Nobody has ever explained participatory democracy to the people I met today in El Ktar in southern Tunisia. Until recently it was only a vague concept, irrelevant to their daily lives.
But today, in this makeshift classroom situated in a tiny village nestled in the mountains of southern Tunisia, a group of mostly males are listening eagerly to a lecture on the meaning of a Constitution. The room is packed. The audience range in age from adolescents to men well into their 80s.
Tunisia will hold its first free elections this Sunday, October 23. Tunisians will elect the 217 members of a constituent assembly that will write the country’s new Constitution — and play a decisive role in selecting Tunisia’s next leaders.
At the blackboard today is a young Tunisian with the Association de l’Initiative Culturelle et Sociale d’El Ktar, a local civil society organization that's getting support from Mercy Corps and its local partner, CAWTAR, to build their organizational capacity. In turn, they are helping teach political literacy through workshops in rural areas just like this. The goal is to engage Tunisians in the electoral process and ensure people go out and vote.
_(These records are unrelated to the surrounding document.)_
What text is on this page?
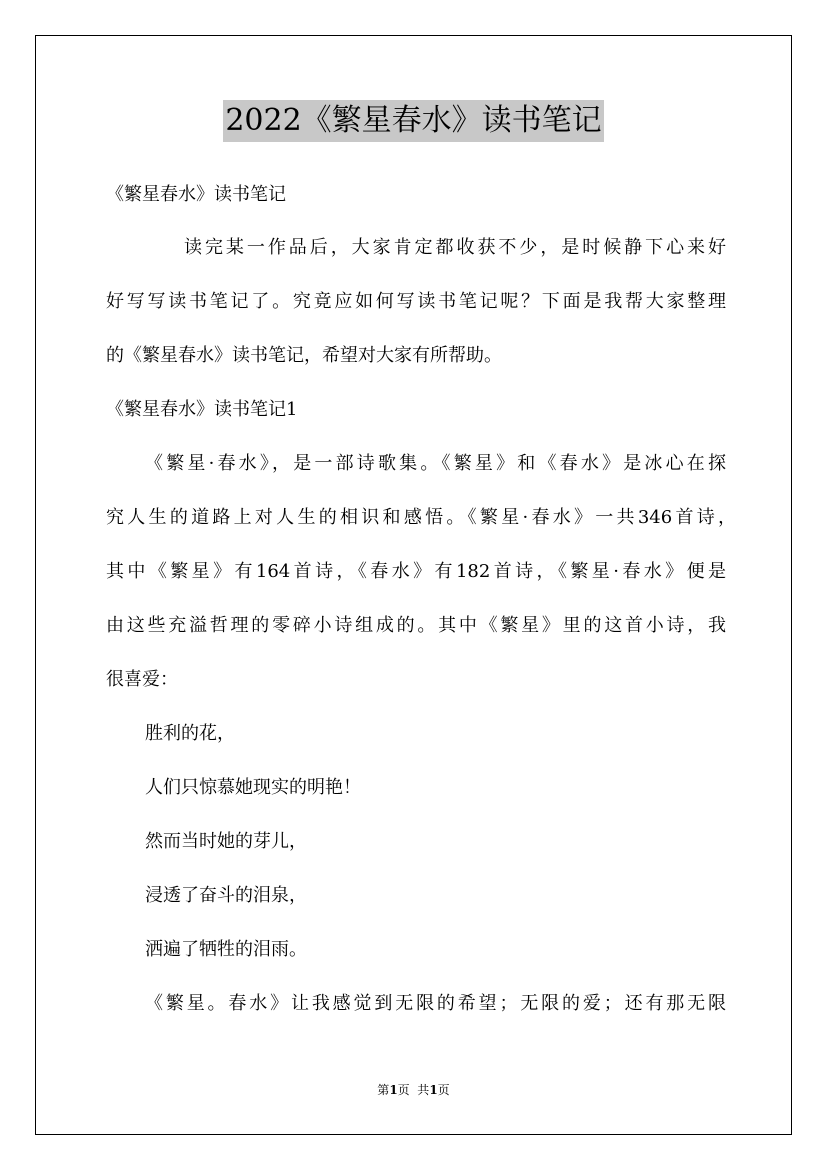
2022《繁星春水》读书笔记
《繁星春水》读书笔记
读完某一作品后，大家肯定都收获不少，是时候静下心来好
好写写读书笔记了。究竟应如何写读书笔记呢？下面是我帮大家整理
的《繁星春水》读书笔记，希望对大家有所帮助。
《繁星春水》读书笔记1
《繁星·春水》，是一部诗歌集。《繁星》和《春水》是冰心在探
究人生的道路上对人生的相识和感悟。《繁星·春水》一共346首诗，
其中《繁星》有164首诗，《春水》有182首诗，《繁星·春水》便是
由这些充溢哲理的零碎小诗组成的。其中《繁星》里的这首小诗，我
很喜爱：
胜利的花，
人们只惊慕她现实的明艳！
然而当时她的芽儿，
浸透了奋斗的泪泉，
洒遍了牺牲的泪雨。
《繁星。春水》让我感觉到无限的希望；无限的爱；还有那无限
第1页  共1页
Those gathered are learning concepts like the difference between parliamentary and presidential systems, and how Tunisia’s upcoming election will work. There’s a mixture of frustration, comprehension and hope among the people present. Things I take for granted are being taught for the first time. The political system never existed to serve these people before. Only now, in the wake of Tunisia’s revolution, will they be allowed to actually participate.
“To have people reach us all the way here just to give us this information means a lot to our community," commented Ben Said, a young student. "We don’t have the same access as our neighbors in the north, so coming here could make a difference in whether people vote or not."
For months now, the world has been tuned in to the revolutions across the Middle East that have become widely known as the “Arab Spring.” For people here in this classroom, today's lesson on democracy was a small revolution in itself.